Merging Oncology Practices: More Guidelines, Fewer Choices
And let's talk a little bit about the business of oncology. So there was a recent paper by Mike Milligan, it was actually one of the ASCO pubs, and it was looking at U.S. oncology practice patterns. And, just very briefly, what they showed is that there was an increase in number of oncologists by 14 percent over, say, 2015 to 2022, but a decrease in number of practices by 18%. Well, you can do the math on that one. What it means is, is that more and more practices are getting bigger and bigger. And in fact, here in Washington, D.C. I work for a 7000-physician practice here in Washington, D.C. And our oncology team is all 1 big team, if you will, and work together. So, we're working more and more for someone and we're working in larger and larger groups. And what it sort of suggests to me is. Maybe we need to start thinking about unionizing.

[00:03:28] Now, I'm not trying to be some socialist, although I was in England when the Labour won their vote over there. Now, they know how to have an election. That was way cool. We should take a tune from them. They know how to have an election, but we still don't. But, you know, we are being asked more and more to follow guidelines, to basically be on the assembly line doing what we're expected to do and less and less freedom. And I think the way that we will regain some of that independence is through collaborative sort of bargaining, if you will. And so, I do think I see that trend increasing, as more and more of us work for one individual. Or one company, if you will.
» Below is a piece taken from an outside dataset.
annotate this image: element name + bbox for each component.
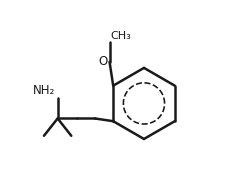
Text: NH₂: NH₂	[32, 84, 55, 97]
Text: CH₃: CH₃	[110, 31, 131, 41]
Text: O: O	[98, 56, 107, 68]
Dr. Ferris Heads to Lineberger After UPMC Layoffs
[00:04:10] Other news on the headlines is that a guy named Robert L. Ferris, MD, PhD, a very prominent runner of the UPMC Cancer Center has just moved down to, a great cancer center as well, down at UNC and North Carolina at Lineberger Cancer Center. He's a great guy and, and he's going to do very, very well wherever he is. But then it made me sort of think, well, what's happening up at UPMC? Because I think about that as being a great place. They turned out to have lost over the last year, 200 million bucks in, unbalanced budget, if you will. And they had to let go 1000 people. And so, we understand that our business is indeed fragile. Makes me wonder if Dr. Ferris made the trip out of there knowing that things weren't going to be very good at UPMC for the while, but we do need to take care of each other, in our business of oncology.